Cappellaio Matto
Il Cappellaio Matto interpretato da Enzo Scipione

La teoria secondo cui la follia e l’arte sono strettamente legate tra loro ha affascinato da secoli molti uomini letterari e non. E se per alcuni è facile confondere l’ispirazione con la follia, c’è anche chi raffigura la pazzia nella sua forma estrema. Si tratta del Cappellaio Matto di “Alice nel Paese delle Meraviglie”.

Un curioso personaggio inventato da Lewis Carroll e apparso per la prima volta nel 1865. Forse realmente esistito nell’epoca vittoriana, ma che non poteva non essere interpretato dall’artista formiano Enzo Scipione.

Regista, attore, presidente dell’associazione “Teatrarte”, Enzo Scipione sta dando vita con successo a una delle figure più conosciute degli ultimi tempi. In un contesto apparentemente estraneo, le “Favole di Luce” di Gaeta.

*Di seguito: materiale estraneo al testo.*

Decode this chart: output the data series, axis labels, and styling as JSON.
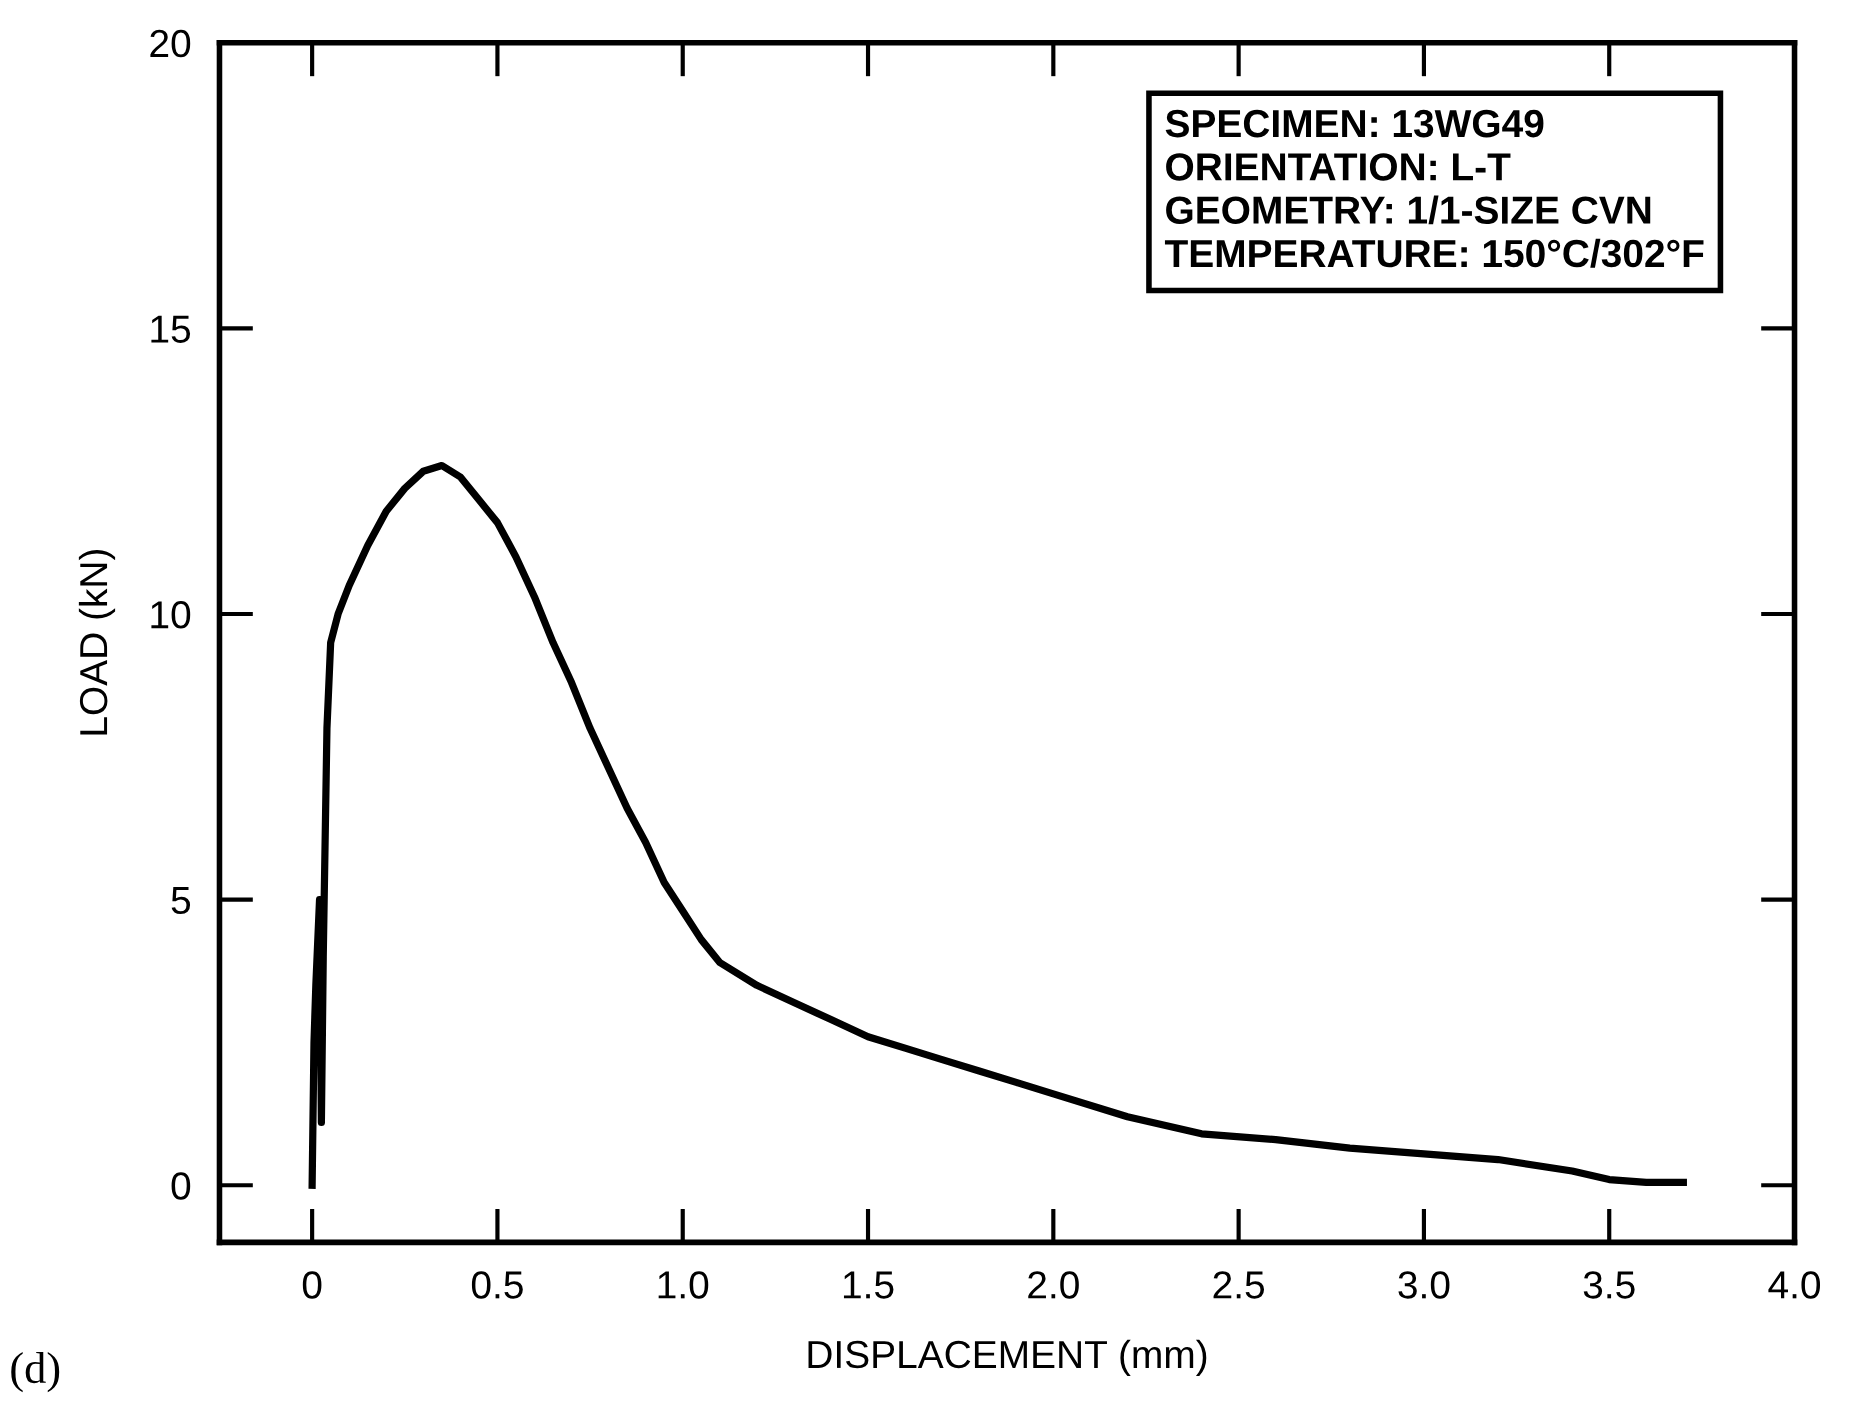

Cosa accomuna la magia del Natale alla follia del Cappellaio Matto?

A Natale diventiamo tutti folli, ci trasformiamo completamente. Già da metà ottobre iniziamo la corsa per i regali da mettere sotto l’albero, sviluppando quella finta allegria. La convinzione che “a Natale si deve essere buoni” è di per sé una follia.

Com’è stato l’approccio nello studio del personaggio?

Il Cappellaio Matto ha una strana particolarità. Lo devi seguire, pedinare di pari passo per cercare di metterlo in scena. La cosa che mi ha colpito di più sono i suoi sbalzi d’umore e le sue domande e risposta. E’ un personaggio in grado di scavare l’interiorità dell’animo umano, di farci capire quanto possa essere un beneficio lasciarsi trasportare dalla pazzia.

Quindi il mondo di “Alice nel Paese delle Meraviglie” è la nuova formula di intrattenimento per bambini?

Probabilmente. Ma non soltanto dei bambini, perché oggi viviamo in una realtà troppo schematizzata, matematica. Siamo spesso robot che muoviamo gli oggetti. Noto invece che le persone quando vanno in vacanza esplodono. Immersi in uno spettacolo di luce rimangono tutti a riflettere.

Gli adulti riscoprono così il vero senso del Natale?

Sì. Percorrendo via Indipendenza a Gaeta ci si ritrova in una piazza in cui è stata allestita la “casetta caramellosa”. Fermandosi è possibile ascoltare la voce del Cappellaio Matto, che conduce all’apice della fantasia. E’ bello vedere la paura dei bambini e allo stesso tempo la gioia degli adulti, che alla fine mi chiedono una foto. Più dei figli. Dono loro, ogni sabato e domenica, un quarto d’ora di spensieratezza, tra battute alla ricerca di Alice, improvvisazioni musicali sul tema del tempo e monologhi sulla follia.

A tal proposito, è una follia l’idea che un’artista di Formia non può partecipare a un’iniziativa di Gaeta?

Al di là del campanilismo, sono del parere che Gaeta e Formia debbano riunirsi in un unico Comune. Sarebbe una svolta. L’arte può essere un anello di congiunzione, supera i confini e l’immaginario. Io ho semplicemente presentato un progetto, come faccio per tutte le altre città del territorio. Ho incontrato il sindaco Cosmo Mitrano e da lì è nato il personaggio del Cappellaio Matto.